The Society’s recommended interventions and supporting statements are:

  • Don’t routinely administer postoperative antibiotics for more than one day following colorectal surgery. Support: Administering antibiotics before surgery is important in reducing infections but routine prolonged use of antibiotics is not necessary and can be detrimental.

  • Don’t obtain CT or MRI in patients with benign perianal disease before examining the patient. Support: Anal discomfort and pain can be caused by many conditions, including fissures, fistulas, and abscesses. The first step in evaluating a patient with anal discomfort is physical examination. CT scan is useful for those patients with select findings on physical examination. Routine CT scans expose patients to unnecessary radiation exposure.

  • Don’t administer antibiotics to patients undergoing elective anal procedures such as hemorrhoidectomy or repair of fistula in ano. Support: Routine use of antibiotics for anal surgery is not necessary, and overuse of antibiotics can be dangerous. Antibiotics are indicated for some immune-compromised patients and patients with prosthetic heart valves.

  • Don’t perform colon resection following a single episode of uncomplicated diverticulitis. Support: Inflammation and infection associated with diverticulum of the colon (diverticulitis) is treated with antibiotics and alteration in diet. Patients should undergo colonoscopy, if one has not been done previously, to ensure no other abnormalities. Surgery is not necessary to remove a portion of colon unless there have been multiple episodes of diverticulitis, the patient is immune-compromised, or diverticulitis is complicated with development of large abscess, fistula or stricture.

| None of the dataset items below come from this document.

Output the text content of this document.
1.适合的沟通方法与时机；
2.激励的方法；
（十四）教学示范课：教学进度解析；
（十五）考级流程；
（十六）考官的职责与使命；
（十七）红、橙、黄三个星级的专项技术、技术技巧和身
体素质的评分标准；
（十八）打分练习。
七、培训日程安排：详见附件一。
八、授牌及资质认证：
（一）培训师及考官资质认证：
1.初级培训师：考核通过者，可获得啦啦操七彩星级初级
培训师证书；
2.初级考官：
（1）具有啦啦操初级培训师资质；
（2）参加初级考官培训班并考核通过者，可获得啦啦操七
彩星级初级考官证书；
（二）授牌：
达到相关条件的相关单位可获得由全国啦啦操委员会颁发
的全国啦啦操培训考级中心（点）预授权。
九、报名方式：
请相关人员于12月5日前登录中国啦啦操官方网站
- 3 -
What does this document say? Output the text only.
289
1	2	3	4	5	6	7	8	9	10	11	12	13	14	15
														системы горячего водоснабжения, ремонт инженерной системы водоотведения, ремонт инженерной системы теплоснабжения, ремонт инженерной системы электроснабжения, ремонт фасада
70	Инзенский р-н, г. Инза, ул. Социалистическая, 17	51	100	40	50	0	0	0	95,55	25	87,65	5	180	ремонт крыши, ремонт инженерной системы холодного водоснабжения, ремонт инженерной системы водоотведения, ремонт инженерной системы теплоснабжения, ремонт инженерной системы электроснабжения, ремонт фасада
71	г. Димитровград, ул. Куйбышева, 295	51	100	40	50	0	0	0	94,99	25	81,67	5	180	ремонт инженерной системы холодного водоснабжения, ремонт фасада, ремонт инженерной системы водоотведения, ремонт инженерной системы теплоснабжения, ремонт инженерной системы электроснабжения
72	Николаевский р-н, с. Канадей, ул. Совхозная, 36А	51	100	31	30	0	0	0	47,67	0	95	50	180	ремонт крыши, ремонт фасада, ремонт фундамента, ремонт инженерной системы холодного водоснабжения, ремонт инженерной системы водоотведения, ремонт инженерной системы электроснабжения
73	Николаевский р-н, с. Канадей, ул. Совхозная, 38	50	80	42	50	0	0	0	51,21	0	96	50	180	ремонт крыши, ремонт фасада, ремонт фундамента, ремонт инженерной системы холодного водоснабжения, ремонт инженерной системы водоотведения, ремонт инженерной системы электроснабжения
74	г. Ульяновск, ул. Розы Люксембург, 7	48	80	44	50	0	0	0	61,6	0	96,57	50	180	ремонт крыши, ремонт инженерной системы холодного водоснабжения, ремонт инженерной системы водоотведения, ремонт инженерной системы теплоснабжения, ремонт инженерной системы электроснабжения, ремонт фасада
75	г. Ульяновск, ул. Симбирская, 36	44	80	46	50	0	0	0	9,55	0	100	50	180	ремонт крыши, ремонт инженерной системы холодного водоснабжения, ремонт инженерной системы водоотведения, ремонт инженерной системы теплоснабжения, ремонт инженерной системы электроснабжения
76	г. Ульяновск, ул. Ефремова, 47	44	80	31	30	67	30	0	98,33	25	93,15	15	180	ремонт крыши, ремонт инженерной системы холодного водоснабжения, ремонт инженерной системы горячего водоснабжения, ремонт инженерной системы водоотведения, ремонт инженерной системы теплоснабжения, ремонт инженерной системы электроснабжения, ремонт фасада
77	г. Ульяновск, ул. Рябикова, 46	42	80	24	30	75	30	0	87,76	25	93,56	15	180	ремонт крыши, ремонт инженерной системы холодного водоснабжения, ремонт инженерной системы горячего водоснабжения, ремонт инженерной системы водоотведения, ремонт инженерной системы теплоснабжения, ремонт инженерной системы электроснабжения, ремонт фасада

  • Following colon or rectal cancer resection, don’t obtain follow-up routine colonoscopy and imaging (CT scans) in low performance status patients that are not candidates for additional treatment. Support: The role of surveillance colonoscopy and imaging, including CT scan, following colon and rectal cancer surgery is to identify cancer recurrence or a new cancer that would be amenable to additional treatment such as additional surgery, chemotherapy or radiation. If patients are medically unfit for additional treatment, they should not be subjected to additional unnecessary testing.
The Society’s submission, including detailed citation of published resources to document each recommendation, was prepared by Dr. Martin R. Weiser, New York, NY, and reviewed by members of the ASCRS Clinical Practice Guidelines Committee (formerly known as Standards Committee), Dr. Janice F. Rafferty, Cincinnati, OH, Chair, and past Executive Council member. It was approved by the Executive Council.

The mission of the ABIM Foundation is to advance medical professionalism to improve the health care system. The Choosing Wisely campaign, launched in April 2012, is part of a multi-year effort led by the ABIM Foundation to support and engage physicians in being better stewards of finite health care resources.